Beginning with the (orange) OTB lanes from Home it appears at first glance that lots of potentially effective options exist. On the D-wire they do not and it may be worse depending on the relative position(s) of the 40 Can & the Pin closest to the A given that the best OTB lane for denying the corner or the wire has only a narrow window between the Pin and the Can. The other wide lane controls the bump to the 40 SD. The interior lanes are less useful unless your opponent is consistently trying to camp in one of the (green) zones and contest the Home shooter or a mirror opponent. And focusing on the wide lane OTB concedes the first MD and the upfield MT. Complicating the Home laning decision is the spacing between D1 (wire MD) & the corner Temple. (See blue rectangle.) The upfield distance between the 2 bunkers forces the Home shooter to choose an elevation aimed at shooting either a corner runner or a D1 runner but not both. The result offers enough options on the D-wire breakout to keep the laners guessing; the majority will try to contain movement wide and most of the breakouts on the D-wire will play short early.
The snake side lanes OTB are more numerous than the D-wire but present a similar choice. The best basic lane goes between the MT & the Brick and between the (same) MT & the corner TCK. This lane is also dependent on the placement of midfield bunkers. It is a higher value lane (See blue oval) because the MT & TCK are more closely related allowing a laner to shoot either a corner runner or a Snake or Brick runner with a well placed lane. The (blue) arrow indicates an alternate running lane to the Brick/Snake that will help "widen" the gap and potentially force the lane shooter to make a lane choice. (To enhance the width [distance] of the runners gap have corner runners run deep on the baseline as it forces a more severe elevation change from the laner and will increase the chances for all your snake side runners.)
Note the third shooter stacked at Home. I suspect many teams will fail to consistently try to suppress the Home shooters OTB and if that is the case there is no reason not to periodically keep an extra gun Home. This shooter can create numerical mismatches and/or double up on lanes by standing back behind the Home T in a stacked position. (Teams can make the mistake of getting those "extra" shooters trapped on occasion and the key to keeping them alive and effective is to focus on a specific lane and target. Once an opponent has moved thru the targeted lane it's time to get out of the Home bunker.)
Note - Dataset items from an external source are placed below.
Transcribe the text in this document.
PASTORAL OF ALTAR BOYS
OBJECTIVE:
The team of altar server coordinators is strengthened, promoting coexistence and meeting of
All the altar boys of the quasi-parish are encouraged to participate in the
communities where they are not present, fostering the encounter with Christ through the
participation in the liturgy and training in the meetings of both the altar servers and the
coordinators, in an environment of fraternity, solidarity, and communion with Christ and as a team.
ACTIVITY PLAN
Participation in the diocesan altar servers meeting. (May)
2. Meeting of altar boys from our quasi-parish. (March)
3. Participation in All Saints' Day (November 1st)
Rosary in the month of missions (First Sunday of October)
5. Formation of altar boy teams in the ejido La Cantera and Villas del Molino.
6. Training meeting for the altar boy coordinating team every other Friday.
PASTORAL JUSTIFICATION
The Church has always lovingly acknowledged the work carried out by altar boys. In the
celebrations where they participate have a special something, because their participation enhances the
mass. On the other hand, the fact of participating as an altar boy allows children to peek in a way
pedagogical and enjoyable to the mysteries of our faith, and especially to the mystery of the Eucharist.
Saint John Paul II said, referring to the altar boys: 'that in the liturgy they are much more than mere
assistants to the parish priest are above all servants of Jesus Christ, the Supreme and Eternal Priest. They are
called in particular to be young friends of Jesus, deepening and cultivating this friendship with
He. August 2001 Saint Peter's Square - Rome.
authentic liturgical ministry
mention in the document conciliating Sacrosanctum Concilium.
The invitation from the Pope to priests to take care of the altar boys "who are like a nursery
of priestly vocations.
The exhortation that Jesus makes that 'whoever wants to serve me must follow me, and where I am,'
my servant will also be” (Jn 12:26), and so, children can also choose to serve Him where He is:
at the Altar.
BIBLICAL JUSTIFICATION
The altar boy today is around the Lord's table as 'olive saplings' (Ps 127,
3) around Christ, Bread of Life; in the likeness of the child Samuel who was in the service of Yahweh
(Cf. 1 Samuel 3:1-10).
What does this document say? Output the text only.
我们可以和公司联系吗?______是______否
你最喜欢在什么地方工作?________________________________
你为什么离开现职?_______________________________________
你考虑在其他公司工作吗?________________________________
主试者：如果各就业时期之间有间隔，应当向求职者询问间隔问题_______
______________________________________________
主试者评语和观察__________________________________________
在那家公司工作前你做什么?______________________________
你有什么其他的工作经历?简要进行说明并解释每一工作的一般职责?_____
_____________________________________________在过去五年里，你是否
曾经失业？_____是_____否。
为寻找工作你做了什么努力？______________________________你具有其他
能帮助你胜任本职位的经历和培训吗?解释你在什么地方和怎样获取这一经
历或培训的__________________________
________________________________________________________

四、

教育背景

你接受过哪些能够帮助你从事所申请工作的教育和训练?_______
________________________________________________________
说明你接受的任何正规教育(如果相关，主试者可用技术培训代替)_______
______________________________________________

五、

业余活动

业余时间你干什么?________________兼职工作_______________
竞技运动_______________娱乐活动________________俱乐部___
Another opportunity OTB exists for teams (& players) who can execute it effectively and that is the guns up hesitation or delay using 'dead zones' or spots you know are blocked to other angles. OTB your primary concern is the Home shooter. The green & purple rectangles indicate general areas a player will be able to use. The idea is twofold. In one situation a player steps off the board and is looking to edge the Home shooter before making his/her primary move. In the second situation the delay is aimed at finding alternative lanes or gaps or zones through which the player might engage and eliminate and opponent on the move. If you can find a spot protected from the Home shooter that gives you an unobstructed lane on a corner runner for example. (It is also possible to use delay point like the ones diagrammed to shoot crossfield lanes but entails extra risk for the shooter.) The delay or hesitation also allows a player options in determining his/her follow up movement. If for example, the delay allows a player to shoot the opponents wide runner that may leave a different, better position immediately available to take as the follow up primary.
Finally the two colored rectangles up the middle of the field indicate there is potential value in playing the A or the CK (xbox) before it. On the D-wire it's possible to use an interior running lane to attempt an aggressive primary or X-side/xbox primary. Not as effective in terms of open lanes and clear angles most teams will play the D-wire as their weakside (2 players that way and three to the snake side) that an early elimination can be exploited.